There Is No Objective Truth (Just Bullet Points)
• There is something magnificently douche-y about Sasha’s vanity license plate being DAMANN1.
• It appears that when Noah and Helen left those hitchhikers behind, they left them to what was probably a pretty gruesome death, which adds an odd note of tragedy to the ending.
• Important to note that the Tesla “bioweapon-defense mode” is in fact a real thing today, not just in the year 2022-2024 (or whenever, exactly, this show is set — the dates have not been lining up perfectly, despite earlier reveals this season).
• Also a real thing: Colin’s “Chalamet and Chill” T-shirt, which was designed by actor/director Zoe Lister-Jones. Sales benefit Planned Parenthood, if you want to do something good while looking good (though unfortunately, the site where you can buy the original is on hiatus until the end of November).
• People typically keep souvenirs from places they remember fondly, so it is bizarre that Noah brings along a baseball cap from their Montauk days for Helen. But there is just something pitch perfect, when it comes to this show and its legacy, for a character to wear a hat saying “THE END” in bold letters.

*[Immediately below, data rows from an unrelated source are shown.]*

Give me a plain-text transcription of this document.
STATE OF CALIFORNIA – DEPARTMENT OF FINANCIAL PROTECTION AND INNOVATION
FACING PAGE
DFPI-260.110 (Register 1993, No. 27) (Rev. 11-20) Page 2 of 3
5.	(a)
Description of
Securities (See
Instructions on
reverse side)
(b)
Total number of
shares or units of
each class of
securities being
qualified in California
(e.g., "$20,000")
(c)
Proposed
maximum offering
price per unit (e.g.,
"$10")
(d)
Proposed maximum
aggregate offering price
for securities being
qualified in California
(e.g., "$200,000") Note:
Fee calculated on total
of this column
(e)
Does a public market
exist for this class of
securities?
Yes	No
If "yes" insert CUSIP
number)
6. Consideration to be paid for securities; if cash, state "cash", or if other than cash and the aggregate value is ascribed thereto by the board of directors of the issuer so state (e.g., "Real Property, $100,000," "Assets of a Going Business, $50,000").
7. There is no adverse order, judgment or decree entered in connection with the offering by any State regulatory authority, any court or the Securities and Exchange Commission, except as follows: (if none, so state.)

• There’s a dozen different storylines that deserve to get wrapped up in the finale, though it’ll likely center around Whitney’s wedding as well as whatever happens next to grown-up Joanie. And then it’ll be time to say good-bye to these very imperfect but fascinating people, and this also imperfect but fascinating show.
• An important and sad note: Wildfire season in California is upon us now, and it is brutal. As this episode aired, multiple fires were in real life ripping through various regions of the state, and untold numbers will lose their homes and/or worse. If you want to support causes aiding the victims, here are a few local groups actively working to help those in need: Rebuild North Bay and California Community Foundation’s Wildfire Relief Fund. (Also José Andrés’ World Central Kitchen is on the ground there serving meals.) Much sympathy to everyone affected.